Baldwin, a junior majoring in design studies, played the trombone in band for eight years. He composed his first original piece of music for an ensemble while in high school – an arrangement of “Amazing Grace” that his school’s wind ensemble performed.
“When I first joined band, there was something about classical music – the idea that you don’t need words to feel something – that really drew me to the classical sphere. I really love the way classical music sounds,” said Baldwin. “I love the harmonies, the complexities, the depth, the different instruments. I just love writing for different instruments and the different moods they can evoke – from the flute, maybe something more lively, to a trombone that can be very powerful. I love mixing those two together to create something that can be harmonious.
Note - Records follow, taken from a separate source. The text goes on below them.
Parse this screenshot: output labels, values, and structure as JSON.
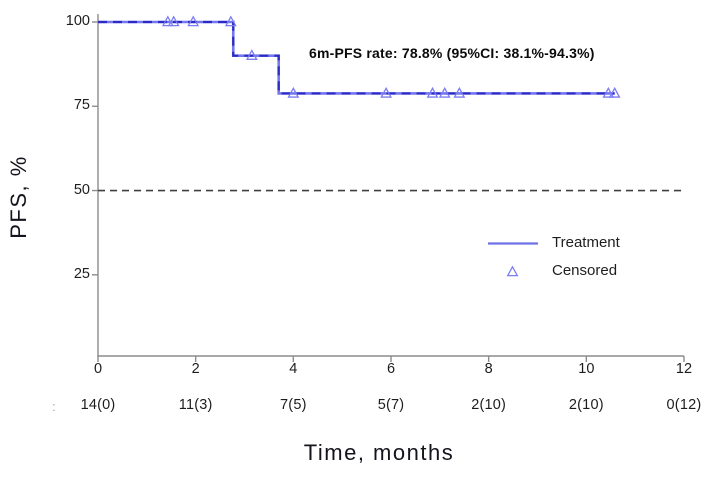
{
  "chart_data": {
    "type": "line",
    "subtype": "kaplan-meier-step-curve",
    "title": "",
    "xlabel": "Time, months",
    "ylabel": "PFS, %",
    "annotation": "6m-PFS rate: 78.8% (95%CI: 38.1%-94.3%)",
    "xlim": [
      0,
      12
    ],
    "ylim": [
      0,
      100
    ],
    "x_ticks": [
      0,
      2,
      4,
      6,
      8,
      10,
      12
    ],
    "y_ticks": [
      100,
      75,
      50,
      25
    ],
    "grid": false,
    "reference_line": {
      "y": 50,
      "style": "dashed",
      "color": "#404040"
    },
    "series": [
      {
        "name": "Treatment",
        "type": "step",
        "color": "#7577ee",
        "dash_overlay_color": "#2b2bc4",
        "points": [
          [
            0,
            100
          ],
          [
            2.77,
            100
          ],
          [
            2.77,
            90
          ],
          [
            3.7,
            90
          ],
          [
            3.7,
            78.8
          ],
          [
            10.58,
            78.8
          ]
        ]
      }
    ],
    "censored": {
      "name": "Censored",
      "marker": "open-triangle",
      "color": "#7b7df2",
      "points": [
        [
          1.43,
          100
        ],
        [
          1.55,
          100
        ],
        [
          1.95,
          100
        ],
        [
          2.72,
          100
        ],
        [
          3.15,
          90
        ],
        [
          4.0,
          78.8
        ],
        [
          5.9,
          78.8
        ],
        [
          6.85,
          78.8
        ],
        [
          7.1,
          78.8
        ],
        [
          7.4,
          78.8
        ],
        [
          10.45,
          78.8
        ],
        [
          10.58,
          78.8
        ]
      ]
    },
    "legend": {
      "position": "inside-right",
      "entries": [
        {
          "label": "Treatment",
          "marker": "line"
        },
        {
          "label": "Censored",
          "marker": "open-triangle"
        }
      ]
    },
    "at_risk": {
      "row_label_fragment": ":",
      "values": [
        "14(0)",
        "11(3)",
        "7(5)",
        "5(7)",
        "2(10)",
        "2(10)",
        "0(12)"
      ]
    },
    "colors": {
      "axis": "#8c8c8c",
      "tick_text": "#1d1d1d",
      "title_text": "#14141e",
      "annotation_text": "#0a0a0a"
    }
  }
}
It’s really interesting to me.”
Baldwin started working on a new composition for wind ensemble during his freshman year at State, and hadn’t yet finished it when he received a notice about the Creative Artist Awards submissions. “I was still in the process of writing my piece, and I was planning on working on it for another few months. But the deadline was Friday, so I threw it together and turned it in. I wasn’t thinking I was going to win or anything.”
But he did. On Oct. 25, Baldwin received the 2018 Creative Artist Award for Music for his original composition, “Carolina.” As part of the honor, the NC State Wind Ensemble will perform the piece in its spring concert. “It’s really surreal. I had the intention of a bigger ensemble playing my piece, but I never thought that would happen,” Baldwin said. “It’s a really good opportunity, I’m really excited. With a live band playing it, in comparison to a computer rendering, it’s a whole different experience. It’s more emotional. It’s more deep and more rich.”
The piece is inspired by nature and North Carolina’s natural environment, particularly the Blue Ridge mountains, which Baldwin sees often when visiting friends at Appalachian State University. “I really wanted to write a song that expressed my appreciation for North Carolina’s beautiful scenery and nature,” he said. “The piece is really centered on an original folk song that I wrote. I really love folk music and I wanted to put the folk song in a more contemporary setting with lush harmonies, and modernize the folk song in a sense. Bring in the old and the new and bring them together.”
While his career sights are set on design and photography, Baldwin plans to continue writing music and, if he keeps up his current pace, he’ll be quite a prolific composer. “I don’t really finish one piece and go on to the next. I tend to write a bunch of different pieces at one time, so right now I’m in the middle of writing 12,” said Baldwin. “They all are unfinished, but I tend to, when I have time, go back and start writing. If I get an idea, I’ll start another one.”
The NC State Wind Ensemble will perform “Carolina” in its concert on April 23.